The time frame in question for the exposure appears to apply to patients who had colonoscopies performed between May 2004 and March 12, 2009. Letters were sent to 3,260 patients on Monday March 23, 2009 who may have been exposed. The Miami VA says there is no increased risk to patients who had this procedure outside of these dates.
Information for veterans:
Call the Special Care Call Center at (305) 575-7256 or 1-877-575-7256, 7 days a week, 24 hours-a-day.
Miami VA Medical Center Special Care Clinic is open Monday through Friday from 7:30 a.m. to 6 p.m. and Saturday, 8 a.m. to 4:30 p.m. The Special Care Clinics at the Broward County VA Clinic, the Homestead VA Clinic and the Key West VA Clinic will be open Monday through Friday 8 a.m. to 4:30 p.m. The Miami VA will arrange for Veterans located outside of South Florida to receive service at a VA facility closest to them.
The risk of cross-contamination is reported to be low in healthy individuals, in the range of 1 in 1.8 million. The real problem is with patients who may be immune-suppressed, such as patients receiving chemotherapy.

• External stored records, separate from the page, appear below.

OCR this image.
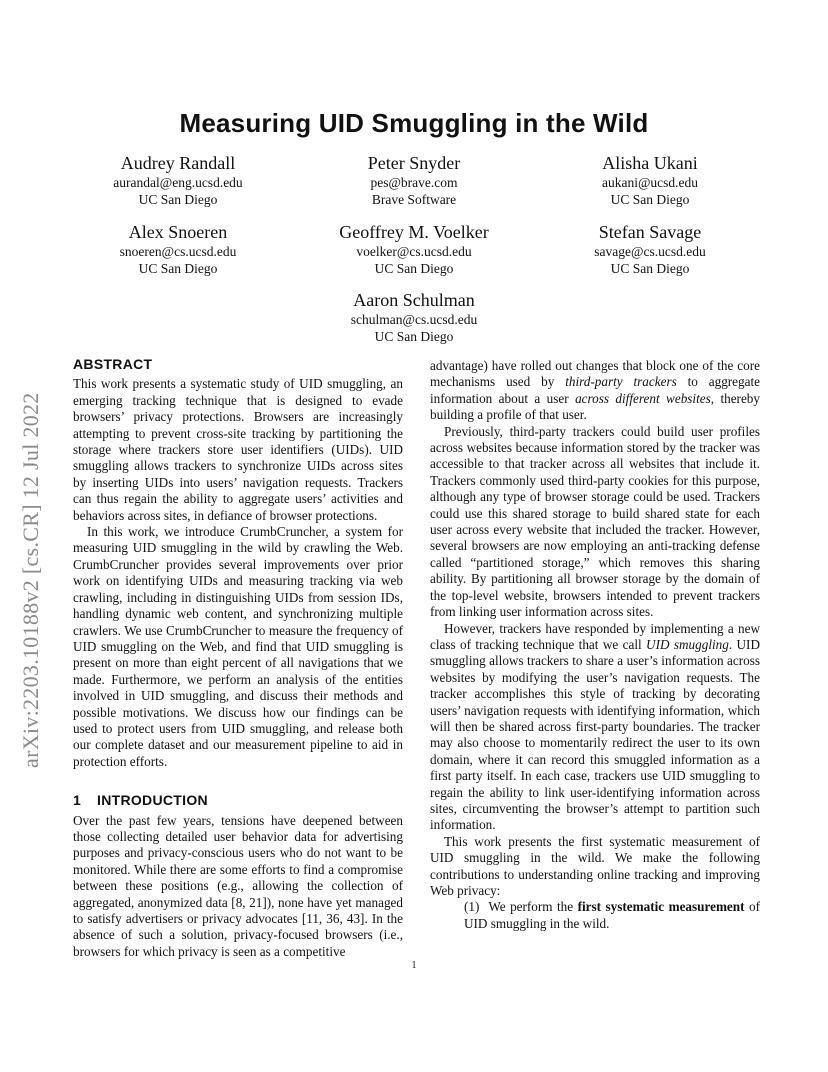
Measuring UID Smuggling in the Wild
Audrey Randall
aurandal@eng.ucsd.edu
UC San Diego
Peter Snyder
pes@brave.com
Brave Software
Alisha Ukani
aukani@ucsd.edu
UC San Diego
Alex Snoeren
snoeren@cs.ucsd.edu
UC San Diego
Geoffrey M. Voelker
voelker@cs.ucsd.edu
UC San Diego
Stefan Savage
savage@cs.ucsd.edu
UC San Diego
Aaron Schulman
schulman@cs.ucsd.edu
UC San Diego
arXiv:2203.10188v2 [cs.CR] 12 Jul 2022
ABSTRACT

This work presents a systematic study of UID smuggling, an emerging tracking technique that is designed to evade browsers’ privacy protections. Browsers are increasingly attempting to prevent cross-site tracking by partitioning the storage where trackers store user identifiers (UIDs). UID smuggling allows trackers to synchronize UIDs across sites by inserting UIDs into users’ navigation requests. Trackers can thus regain the ability to aggregate users’ activities and behaviors across sites, in defiance of browser protections.

In this work, we introduce CrumbCruncher, a system for measuring UID smuggling in the wild by crawling the Web. CrumbCruncher provides several improvements over prior work on identifying UIDs and measuring tracking via web crawling, including in distinguishing UIDs from session IDs, handling dynamic web content, and synchronizing multiple crawlers. We use CrumbCruncher to measure the frequency of UID smuggling on the Web, and find that UID smuggling is present on more than eight percent of all navigations that we made. Furthermore, we perform an analysis of the entities involved in UID smuggling, and discuss their methods and possible motivations. We discuss how our findings can be used to protect users from UID smuggling, and release both our complete dataset and our measurement pipeline to aid in protection efforts.

1 INTRODUCTION

Over the past few years, tensions have deepened between those collecting detailed user behavior data for advertising purposes and privacy-conscious users who do not want to be monitored. While there are some efforts to find a compromise between these positions (e.g., allowing the collection of aggregated, anonymized data [8, 21]), none have yet managed to satisfy advertisers or privacy advocates [11, 36, 43]. In the absence of such a solution, privacy-focused browsers (i.e., browsers for which privacy is seen as a competitive

advantage) have rolled out changes that block one of the core mechanisms used by third-party trackers to aggregate information about a user across different websites, thereby building a profile of that user.

Previously, third-party trackers could build user profiles across websites because information stored by the tracker was accessible to that tracker across all websites that include it. Trackers commonly used third-party cookies for this purpose, although any type of browser storage could be used. Trackers could use this shared storage to build shared state for each user across every website that included the tracker. However, several browsers are now employing an anti-tracking defense called “partitioned storage,” which removes this sharing ability. By partitioning all browser storage by the domain of the top-level website, browsers intended to prevent trackers from linking user information across sites.

However, trackers have responded by implementing a new class of tracking technique that we call UID smuggling. UID smuggling allows trackers to share a user’s information across websites by modifying the user’s navigation requests. The tracker accomplishes this style of tracking by decorating users’ navigation requests with identifying information, which will then be shared across first-party boundaries. The tracker may also choose to momentarily redirect the user to its own domain, where it can record this smuggled information as a first party itself. In each case, trackers use UID smuggling to regain the ability to link user-identifying information across sites, circumventing the browser’s attempt to partition such information.

This work presents the first systematic measurement of UID smuggling in the wild. We make the following contributions to understanding online tracking and improving Web privacy:

(1) We perform the first systematic measurement of UID smuggling in the wild.

1
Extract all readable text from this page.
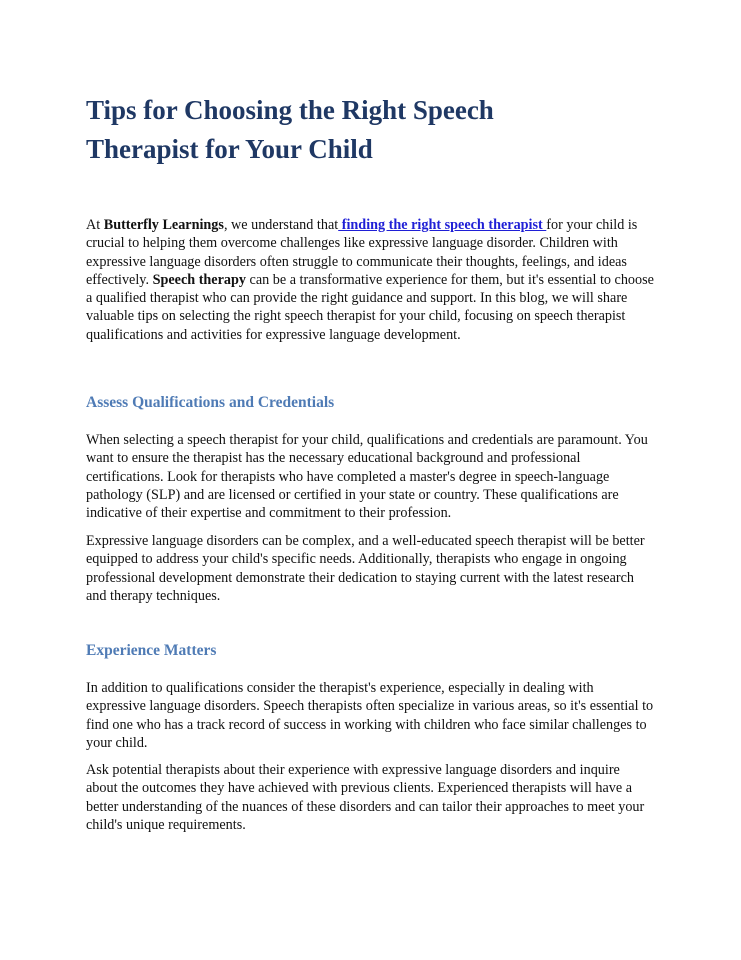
Tips for Choosing the Right Speech Therapist for Your Child

At Butterfly Learnings, we understand that finding the right speech therapist for your child is crucial to helping them overcome challenges like expressive language disorder. Children with expressive language disorders often struggle to communicate their thoughts, feelings, and ideas effectively. Speech therapy can be a transformative experience for them, but it's essential to choose a qualified therapist who can provide the right guidance and support. In this blog, we will share valuable tips on selecting the right speech therapist for your child, focusing on speech therapist qualifications and activities for expressive language development.

Assess Qualifications and Credentials

When selecting a speech therapist for your child, qualifications and credentials are paramount. You want to ensure the therapist has the necessary educational background and professional certifications. Look for therapists who have completed a master's degree in speech-language pathology (SLP) and are licensed or certified in your state or country. These qualifications are indicative of their expertise and commitment to their profession.

Expressive language disorders can be complex, and a well-educated speech therapist will be better equipped to address your child's specific needs. Additionally, therapists who engage in ongoing professional development demonstrate their dedication to staying current with the latest research and therapy techniques.

Experience Matters

In addition to qualifications consider the therapist's experience, especially in dealing with expressive language disorders. Speech therapists often specialize in various areas, so it's essential to find one who has a track record of success in working with children who face similar challenges to your child.

Ask potential therapists about their experience with expressive language disorders and inquire about the outcomes they have achieved with previous clients. Experienced therapists will have a better understanding of the nuances of these disorders and can tailor their approaches to meet your child's unique requirements.
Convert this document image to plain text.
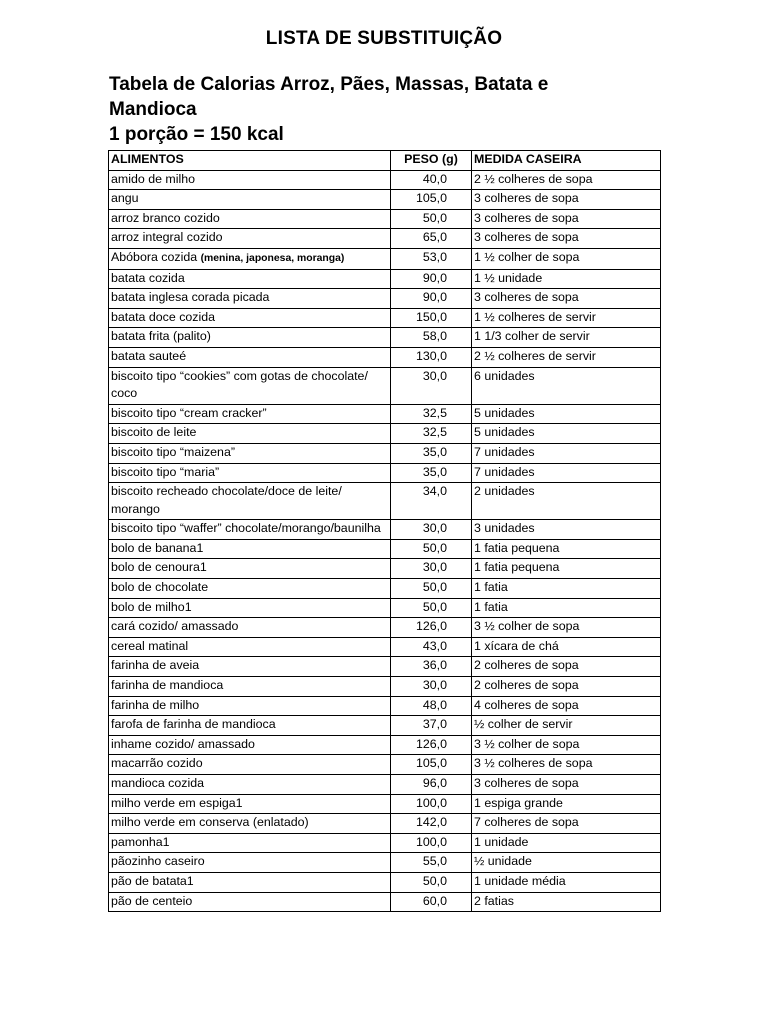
LISTA DE SUBSTITUIÇÃO
Tabela de Calorias Arroz, Pães, Massas, Batata e
Mandioca
1 porção = 150 kcal
ALIMENTOS	PESO (g)	MEDIDA CASEIRA
amido de milho	40,0	2 ½ colheres de sopa
angu	105,0	3 colheres de sopa
arroz branco cozido	50,0	3 colheres de sopa
arroz integral cozido	65,0	3 colheres de sopa
Abóbora cozida (menina, japonesa, moranga)	53,0	1 ½ colher de sopa
batata cozida	90,0	1 ½ unidade
batata inglesa corada picada	90,0	3 colheres de sopa
batata doce cozida	150,0	1 ½ colheres de servir
batata frita (palito)	58,0	1 1/3 colher de servir
batata sauteé	130,0	2 ½ colheres de servir
biscoito tipo “cookies” com gotas de chocolate/ coco	30,0	6 unidades
biscoito tipo “cream cracker”	32,5	5 unidades
biscoito de leite	32,5	5 unidades
biscoito tipo “maizena”	35,0	7 unidades
biscoito tipo “maria”	35,0	7 unidades
biscoito recheado chocolate/doce de leite/ morango	34,0	2 unidades
biscoito tipo “waffer” chocolate/morango/baunilha	30,0	3 unidades
bolo de banana1	50,0	1 fatia pequena
bolo de cenoura1	30,0	1 fatia pequena
bolo de chocolate	50,0	1 fatia
bolo de milho1	50,0	1 fatia
cará cozido/ amassado	126,0	3 ½ colher de sopa
cereal matinal	43,0	1 xícara de chá
farinha de aveia	36,0	2 colheres de sopa
farinha de mandioca	30,0	2 colheres de sopa
farinha de milho	48,0	4 colheres de sopa
farofa de farinha de mandioca	37,0	½ colher de servir
inhame cozido/ amassado	126,0	3 ½ colher de sopa
macarrão cozido	105,0	3 ½ colheres de sopa
mandioca cozida	96,0	3 colheres de sopa
milho verde em espiga1	100,0	1 espiga grande
milho verde em conserva (enlatado)	142,0	7 colheres de sopa
pamonha1	100,0	1 unidade
pãozinho caseiro	55,0	½ unidade
pão de batata1	50,0	1 unidade média
pão de centeio	60,0	2 fatias
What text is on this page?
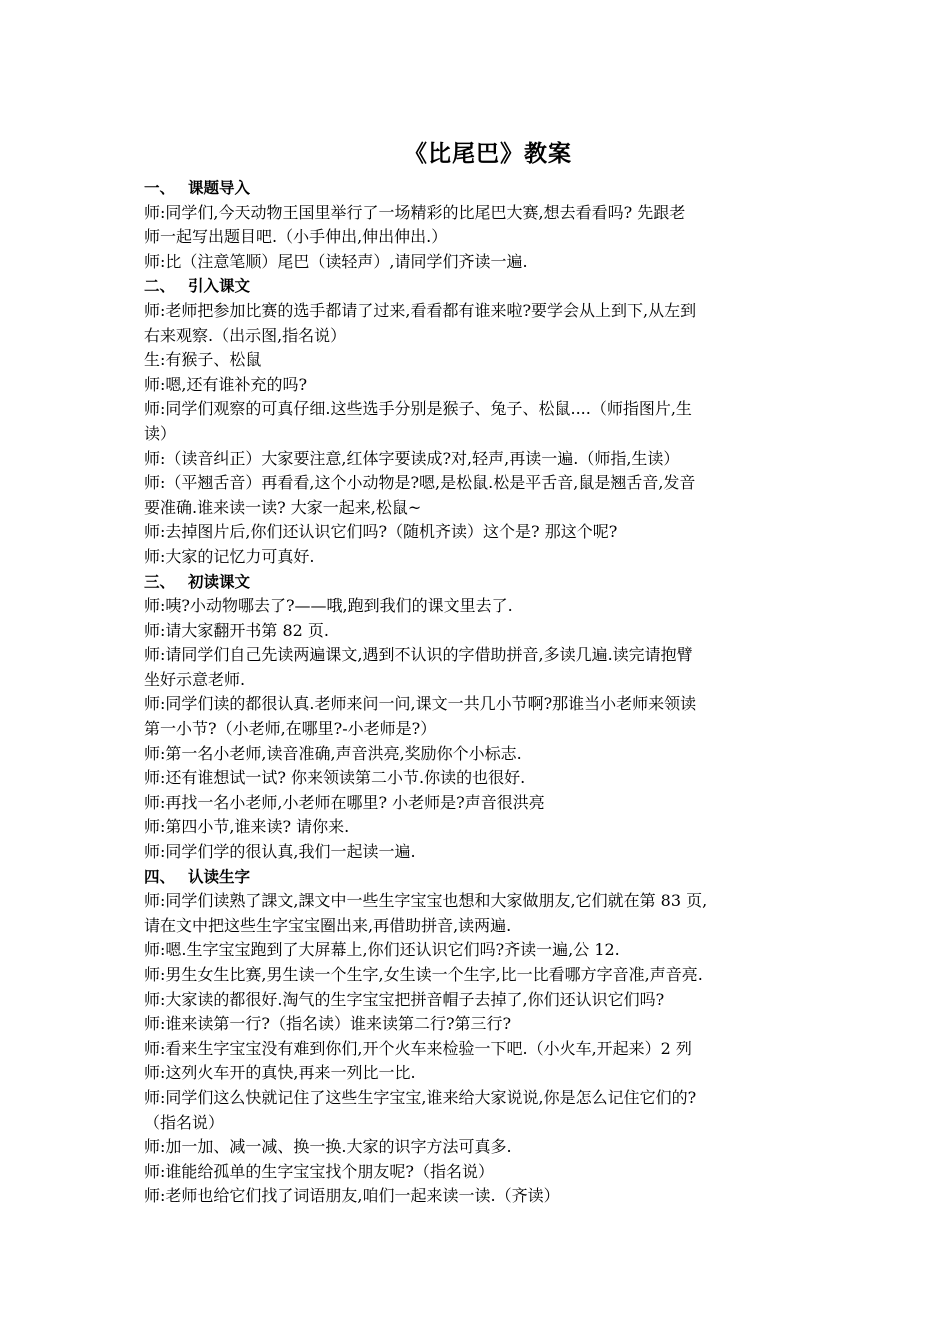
《比尾巴》教案
一、 课题导入
师:同学们,今天动物王国里举行了一场精彩的比尾巴大赛,想去看看吗? 先跟老
师一起写出题目吧.（小手伸出,伸出伸出.）
师:比（注意笔顺）尾巴（读轻声）,请同学们齐读一遍.
二、 引入课文
师:老师把参加比赛的选手都请了过来,看看都有谁来啦?要学会从上到下,从左到
右来观察.（出示图,指名说）
生:有猴子、松鼠
师:嗯,还有谁补充的吗?
师:同学们观察的可真仔细.这些选手分别是猴子、兔子、松鼠....（师指图片,生
读）
师:（读音纠正）大家要注意,红体字要读成?对,轻声,再读一遍.（师指,生读）
师:（平翘舌音）再看看,这个小动物是?嗯,是松鼠.松是平舌音,鼠是翘舌音,发音
要准确.谁来读一读? 大家一起来,松鼠~
师:去掉图片后,你们还认识它们吗?（随机齐读）这个是? 那这个呢?
师:大家的记忆力可真好.
三、 初读课文
师:咦?小动物哪去了?——哦,跑到我们的课文里去了.
师:请大家翻开书第 82 页.
师:请同学们自己先读两遍课文,遇到不认识的字借助拼音,多读几遍.读完请抱臂
坐好示意老师.
师:同学们读的都很认真.老师来问一问,课文一共几小节啊?那谁当小老师来领读
第一小节?（小老师,在哪里?-小老师是?）
师:第一名小老师,读音准确,声音洪亮,奖励你个小标志.
师:还有谁想试一试? 你来领读第二小节.你读的也很好.
师:再找一名小老师,小老师在哪里? 小老师是?声音很洪亮
师:第四小节,谁来读? 请你来.
师:同学们学的很认真,我们一起读一遍.
四、 认读生字
师:同学们读熟了課文,課文中一些生字宝宝也想和大家做朋友,它们就在第 83 页,
请在文中把这些生字宝宝圈出来,再借助拼音,读两遍.
师:嗯.生字宝宝跑到了大屏幕上,你们还认识它们吗?齐读一遍,公 12.
师:男生女生比赛,男生读一个生字,女生读一个生字,比一比看哪方字音准,声音亮.
师:大家读的都很好.淘气的生字宝宝把拼音帽子去掉了,你们还认识它们吗?
师:谁来读第一行?（指名读）谁来读第二行?第三行?
师:看来生字宝宝没有难到你们,开个火车来检验一下吧.（小火车,开起来）2 列
师:这列火车开的真快,再来一列比一比.
师:同学们这么快就记住了这些生字宝宝,谁来给大家说说,你是怎么记住它们的?
（指名说）
师:加一加、减一减、换一换.大家的识字方法可真多.
师:谁能给孤单的生字宝宝找个朋友呢?（指名说）
师:老师也给它们找了词语朋友,咱们一起来读一读.（齐读）
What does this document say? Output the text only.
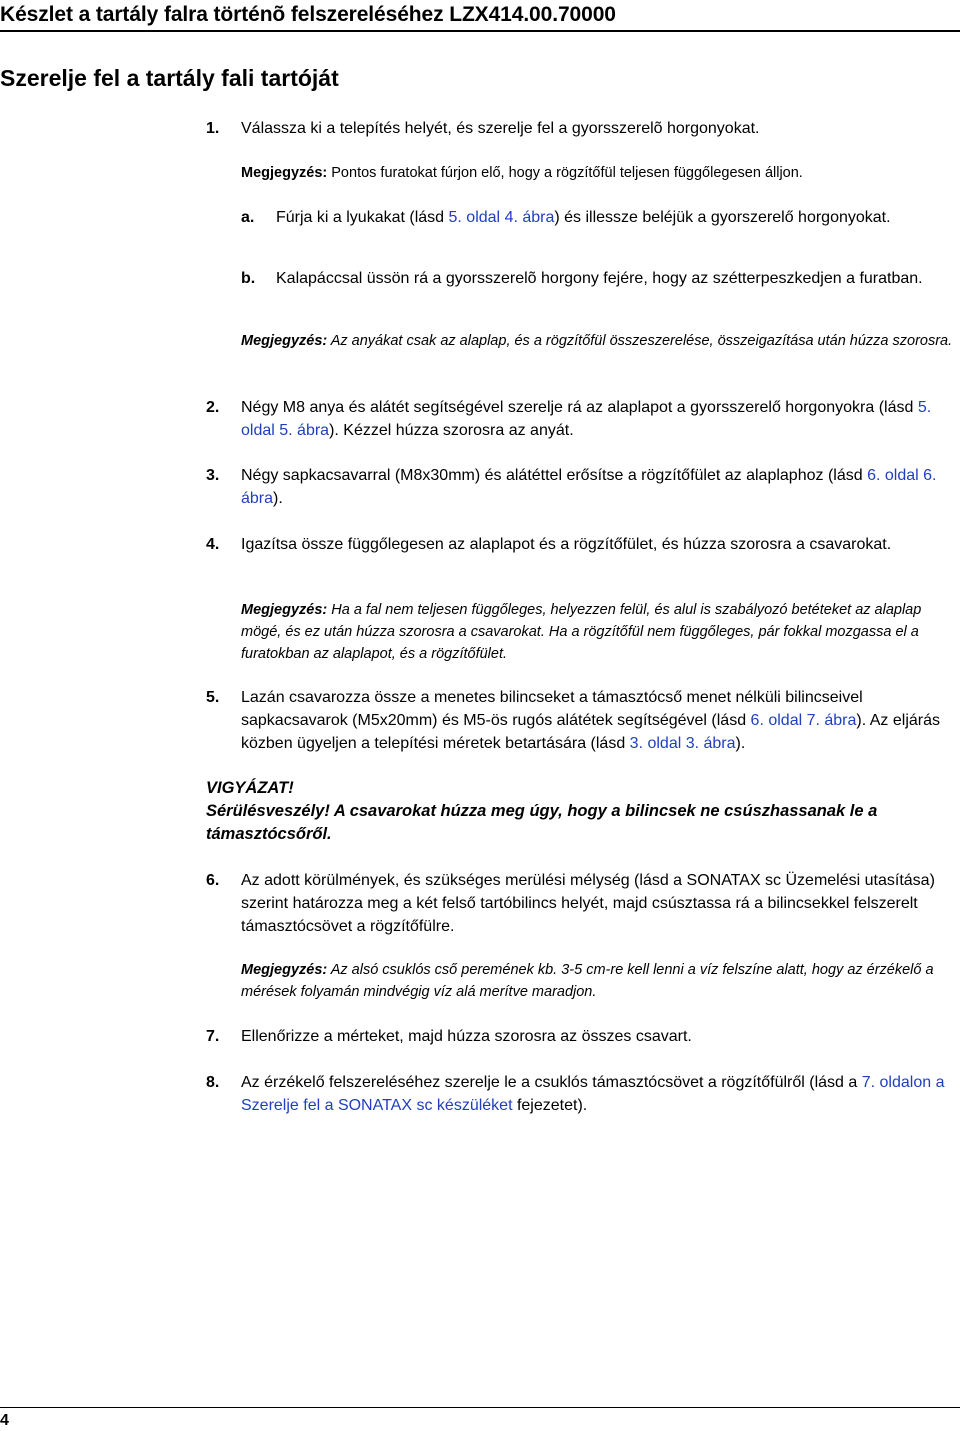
Készlet a tartály falra történõ felszereléséhez LZX414.00.70000
Szerelje fel a tartály fali tartóját
1. Válassza ki a telepítés helyét, és szerelje fel a gyorsszerelõ horgonyokat.
Megjegyzés: Pontos furatokat fúrjon elő, hogy a rögzítőfül teljesen függőlegesen álljon.
a. Fúrja ki a lyukakat (lásd 5. oldal 4. ábra) és illessze beléjük a gyorszerelő horgonyokat.
b. Kalapáccsal üssön rá a gyorsszerelõ horgony fejére, hogy az szétterpeszkedjen a furatban.
Megjegyzés: Az anyákat csak az alaplap, és a rögzítőfül összeszerelése, összeigazítása után húzza szorosra.
2. Négy M8 anya és alátét segítségével szerelje rá az alaplapot a gyorsszerelő horgonyokra (lásd 5. oldal 5. ábra). Kézzel húzza szorosra az anyát.
3. Négy sapkacsavarral (M8x30mm) és alátéttel erősítse a rögzítőfület az alaplaphoz (lásd 6. oldal 6. ábra).
4. Igazítsa össze függőlegesen az alaplapot és a rögzítőfület, és húzza szorosra a csavarokat.
Megjegyzés: Ha a fal nem teljesen függőleges, helyezzen felül, és alul is szabályozó betéteket az alaplap mögé, és ez után húzza szorosra a csavarokat. Ha a rögzítőfül nem függőleges, pár fokkal mozgassa el a furatokban az alaplapot, és a rögzítőfület.
5. Lazán csavarozza össze a menetes bilincseket a támasztócső menet nélküli bilincseivel sapkacsavarok (M5x20mm) és M5-ös rugós alátétek segítségével (lásd 6. oldal 7. ábra). Az eljárás közben ügyeljen a telepítési méretek betartására (lásd 3. oldal 3. ábra).
VIGYÁZAT!
Sérülésveszély! A csavarokat húzza meg úgy, hogy a bilincsek ne csúszhassanak le a támasztócsőről.
6. Az adott körülmények, és szükséges merülési mélység (lásd a SONATAX sc Üzemelési utasítása) szerint határozza meg a két felső tartóbilincs helyét, majd csúsztassa rá a bilincsekkel felszerelt támasztócsövet a rögzítőfülre.
Megjegyzés: Az alsó csuklós cső peremének kb. 3-5 cm-re kell lenni a víz felszíne alatt, hogy az érzékelő a mérések folyamán mindvégig víz alá merítve maradjon.
7. Ellenőrizze a mérteket, majd húzza szorosra az összes csavart.
8. Az érzékelő felszereléséhez szerelje le a csuklós támasztócsövet a rögzítőfülről (lásd a 7. oldalon a Szerelje fel a SONATAX sc készüléket fejezetet).
4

There risk is higher, but not known by how much higher.
This is not the first incident in which veterans may have been exposed to infection during colonoscopies. Last month, the Department of Veterans Affairs alerted about 6,400 patients in Tennessee that they might have been exposed to infectious body fluids during colonoscopies from 2003 to 2008. Another 1,100 veterans treated in Augusta, Ga., received a similar notification.